Data-driven intelligent computational design: Method, techniques, and applications

Data-driven intelligent computational design (DICD) is a research hotspot emerged under the context of fast-developing artificial intelligence. It emphasizes on utilizing deep learning algorithms to extract and represent the design features hidden in historical or fabricated design process data, and then learn the combination and mapping patterns of these design features for the purposes of design solution retrieval, generation, optimization, evaluation, etc. Due to its capability of automatically and efficiently generating design solutions and thus supporting human-in-the-loop intelligent and innovative design activities, DICD has drawn the attentions from both academic and industrial fields. However, as an emerging research subject, there are still many unexplored issues that limit the theorical development and industrial application of DICD, such as specific dataset building, engineering design related feature engineering, systematic methods and techniques for DICD implementation, more entry points for DICD application in the entire product design life cycle, etc.

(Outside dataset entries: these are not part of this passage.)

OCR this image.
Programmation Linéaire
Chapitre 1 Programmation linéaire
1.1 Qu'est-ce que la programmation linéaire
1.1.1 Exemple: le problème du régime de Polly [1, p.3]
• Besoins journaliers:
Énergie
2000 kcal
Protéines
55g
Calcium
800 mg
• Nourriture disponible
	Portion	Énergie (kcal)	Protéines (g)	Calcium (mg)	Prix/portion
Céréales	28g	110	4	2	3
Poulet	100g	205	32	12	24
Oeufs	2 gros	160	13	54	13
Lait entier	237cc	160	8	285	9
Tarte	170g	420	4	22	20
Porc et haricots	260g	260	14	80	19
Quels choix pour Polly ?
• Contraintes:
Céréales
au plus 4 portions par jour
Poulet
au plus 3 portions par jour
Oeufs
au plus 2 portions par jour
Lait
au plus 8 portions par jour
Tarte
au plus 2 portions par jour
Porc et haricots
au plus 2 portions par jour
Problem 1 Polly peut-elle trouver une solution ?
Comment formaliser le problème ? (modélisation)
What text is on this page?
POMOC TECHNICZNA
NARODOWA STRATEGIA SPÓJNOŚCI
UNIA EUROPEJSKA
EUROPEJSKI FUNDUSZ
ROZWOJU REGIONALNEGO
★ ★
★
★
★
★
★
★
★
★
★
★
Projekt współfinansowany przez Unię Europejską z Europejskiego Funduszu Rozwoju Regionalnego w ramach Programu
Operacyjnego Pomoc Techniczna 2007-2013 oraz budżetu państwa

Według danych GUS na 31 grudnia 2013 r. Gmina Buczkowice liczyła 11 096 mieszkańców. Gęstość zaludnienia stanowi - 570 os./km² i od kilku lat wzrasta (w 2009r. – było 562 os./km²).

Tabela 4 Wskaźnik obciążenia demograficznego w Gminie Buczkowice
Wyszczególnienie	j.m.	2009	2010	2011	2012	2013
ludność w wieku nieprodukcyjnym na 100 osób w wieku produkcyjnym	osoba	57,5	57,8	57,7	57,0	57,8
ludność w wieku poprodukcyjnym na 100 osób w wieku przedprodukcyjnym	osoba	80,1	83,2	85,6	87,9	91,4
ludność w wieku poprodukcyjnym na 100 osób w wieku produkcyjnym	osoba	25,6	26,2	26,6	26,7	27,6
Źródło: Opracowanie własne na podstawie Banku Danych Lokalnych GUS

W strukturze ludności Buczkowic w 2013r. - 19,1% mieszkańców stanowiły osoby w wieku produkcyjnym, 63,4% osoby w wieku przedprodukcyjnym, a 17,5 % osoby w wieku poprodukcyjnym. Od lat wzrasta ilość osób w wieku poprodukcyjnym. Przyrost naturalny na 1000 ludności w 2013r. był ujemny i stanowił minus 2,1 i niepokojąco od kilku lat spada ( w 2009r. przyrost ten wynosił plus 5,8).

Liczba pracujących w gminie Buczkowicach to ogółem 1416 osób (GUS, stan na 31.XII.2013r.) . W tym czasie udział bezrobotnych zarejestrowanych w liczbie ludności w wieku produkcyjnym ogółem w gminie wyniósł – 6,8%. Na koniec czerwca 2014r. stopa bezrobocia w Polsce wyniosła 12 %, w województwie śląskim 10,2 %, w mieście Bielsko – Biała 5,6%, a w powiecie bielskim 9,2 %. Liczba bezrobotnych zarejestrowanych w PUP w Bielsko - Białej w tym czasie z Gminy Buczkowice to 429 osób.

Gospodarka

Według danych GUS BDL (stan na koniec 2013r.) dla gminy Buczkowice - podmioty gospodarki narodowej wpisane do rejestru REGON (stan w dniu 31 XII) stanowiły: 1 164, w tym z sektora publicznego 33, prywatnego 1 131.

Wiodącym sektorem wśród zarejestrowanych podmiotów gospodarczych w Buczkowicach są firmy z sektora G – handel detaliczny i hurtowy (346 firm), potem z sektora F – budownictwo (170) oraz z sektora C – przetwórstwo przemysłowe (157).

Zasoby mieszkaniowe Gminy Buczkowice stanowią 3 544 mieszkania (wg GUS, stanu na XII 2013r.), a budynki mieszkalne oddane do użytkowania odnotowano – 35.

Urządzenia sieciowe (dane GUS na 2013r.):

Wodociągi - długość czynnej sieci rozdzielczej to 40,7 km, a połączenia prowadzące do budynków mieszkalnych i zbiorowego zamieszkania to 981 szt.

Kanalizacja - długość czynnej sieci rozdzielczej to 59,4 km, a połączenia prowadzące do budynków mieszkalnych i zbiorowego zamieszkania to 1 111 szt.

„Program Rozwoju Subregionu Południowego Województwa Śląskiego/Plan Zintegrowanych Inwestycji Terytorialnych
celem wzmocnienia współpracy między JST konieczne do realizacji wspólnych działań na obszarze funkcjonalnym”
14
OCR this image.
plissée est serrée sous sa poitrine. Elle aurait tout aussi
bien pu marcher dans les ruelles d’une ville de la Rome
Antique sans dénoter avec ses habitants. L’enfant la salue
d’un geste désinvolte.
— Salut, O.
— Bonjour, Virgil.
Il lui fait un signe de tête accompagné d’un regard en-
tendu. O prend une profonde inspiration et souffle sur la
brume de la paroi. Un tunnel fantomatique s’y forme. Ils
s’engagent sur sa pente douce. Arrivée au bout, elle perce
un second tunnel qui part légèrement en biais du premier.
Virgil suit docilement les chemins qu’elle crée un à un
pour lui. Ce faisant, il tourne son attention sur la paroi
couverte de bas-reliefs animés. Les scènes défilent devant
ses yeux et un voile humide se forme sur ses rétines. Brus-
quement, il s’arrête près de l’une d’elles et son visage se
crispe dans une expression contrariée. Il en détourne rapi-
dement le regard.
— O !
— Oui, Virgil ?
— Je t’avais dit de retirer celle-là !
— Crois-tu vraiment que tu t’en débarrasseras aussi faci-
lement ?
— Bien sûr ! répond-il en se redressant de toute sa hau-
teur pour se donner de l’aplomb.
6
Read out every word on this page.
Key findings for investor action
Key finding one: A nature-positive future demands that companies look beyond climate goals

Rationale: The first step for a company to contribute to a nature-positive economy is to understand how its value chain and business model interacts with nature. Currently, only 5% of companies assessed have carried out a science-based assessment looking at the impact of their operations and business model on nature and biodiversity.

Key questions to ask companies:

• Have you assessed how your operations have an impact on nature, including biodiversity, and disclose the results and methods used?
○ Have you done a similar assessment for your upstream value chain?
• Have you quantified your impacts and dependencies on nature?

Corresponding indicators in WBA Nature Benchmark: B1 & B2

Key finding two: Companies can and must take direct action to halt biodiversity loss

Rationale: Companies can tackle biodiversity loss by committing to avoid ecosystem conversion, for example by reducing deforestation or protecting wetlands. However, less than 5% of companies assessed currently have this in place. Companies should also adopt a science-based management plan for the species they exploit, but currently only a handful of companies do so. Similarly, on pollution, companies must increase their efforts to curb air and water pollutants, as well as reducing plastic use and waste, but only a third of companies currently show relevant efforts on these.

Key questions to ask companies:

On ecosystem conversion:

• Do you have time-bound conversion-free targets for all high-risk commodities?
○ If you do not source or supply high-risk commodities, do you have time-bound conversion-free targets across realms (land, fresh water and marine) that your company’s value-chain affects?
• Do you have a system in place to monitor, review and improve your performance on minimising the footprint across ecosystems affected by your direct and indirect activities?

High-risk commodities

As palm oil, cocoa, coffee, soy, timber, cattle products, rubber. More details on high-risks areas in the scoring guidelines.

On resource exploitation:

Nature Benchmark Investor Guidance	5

In this regard, a systematic theorical reference for DICD implementation is established, including a general workflow for DICD project planning, an overall framework for DICD project implementation, the computing mechanisms for DICD implementation, key enabling technologies for detailed DICD implementation, and three application scenarios of DICD. The works provide a brief research status, key research topics, and more importantly a general road map for DICD implementation.